# hello from lebanon



## 2asem (Jun 2, 2010)

hello everyone this is kassem from lebanon iv been having bees for 2 years now and need some guidance to give my bees more care.
i downloaded some books this year and im reading to get more information about these lovely creatures.


----------



## berkshire bee (Jan 28, 2007)

Welcome to the forum. It will be interesting to hear about beekeeping in Lebanon.


----------



## heaflaw (Feb 26, 2007)

Great to have you here. There are some very knowledgable people here on Beesource & they can be very helpful.

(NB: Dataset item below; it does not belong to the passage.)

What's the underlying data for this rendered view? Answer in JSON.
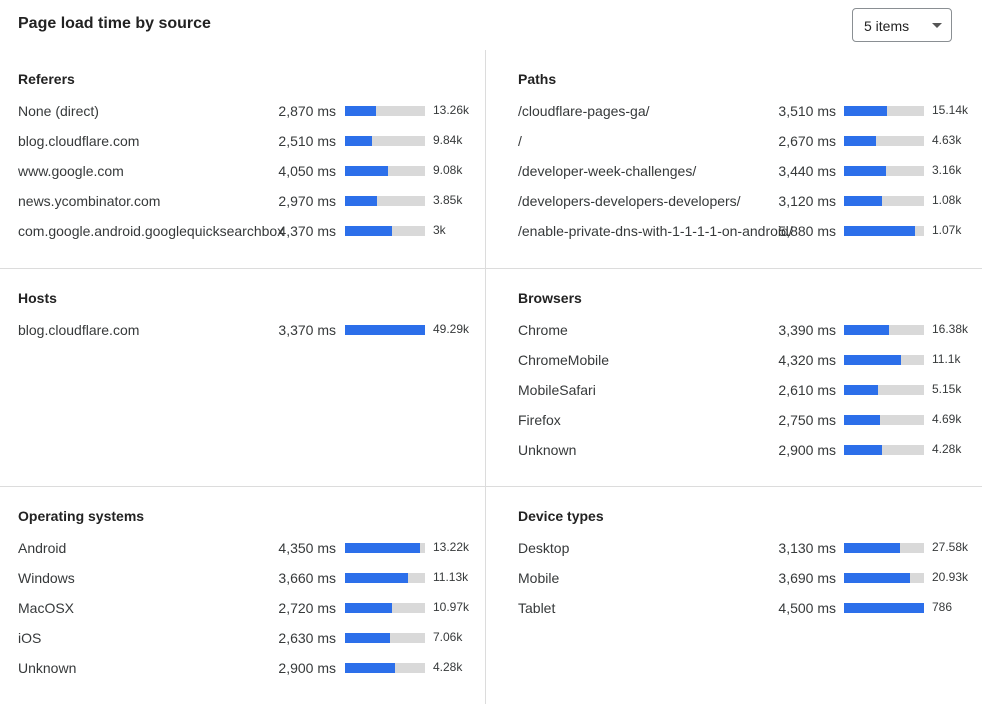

I hope you can tell us how beekeeping is done in Lebanon. Are your bees Italian? I've read there is a breed called Syrians.


----------



## AmericasBeekeeper (Jan 24, 2010)

Welcome, I have read of some great bee research in Lebanon.


----------



## 2asem (Jun 2, 2010)

well t think that the bees here in this country are of the best they are hardworking calm bees.but i dont know their kind, my dads friend gave him 5 bees 2 years and thats when i felll in love with these creatures.also lebanon has a very unique and excellent place a bee can have, i think it has food for bees all around the year.summer isnt too hot and winter isnt too cold.
i will try to do my best to afford you with information around bees in my country.


----------



## kathygibson (Nov 3, 2009)

Welcome to the forum. You'll find a lot of information on this site as well as some very helpful and knowledgeable fellow beekeepers.

Keep us posted with information and Pictures of your beekeeping experience.


----------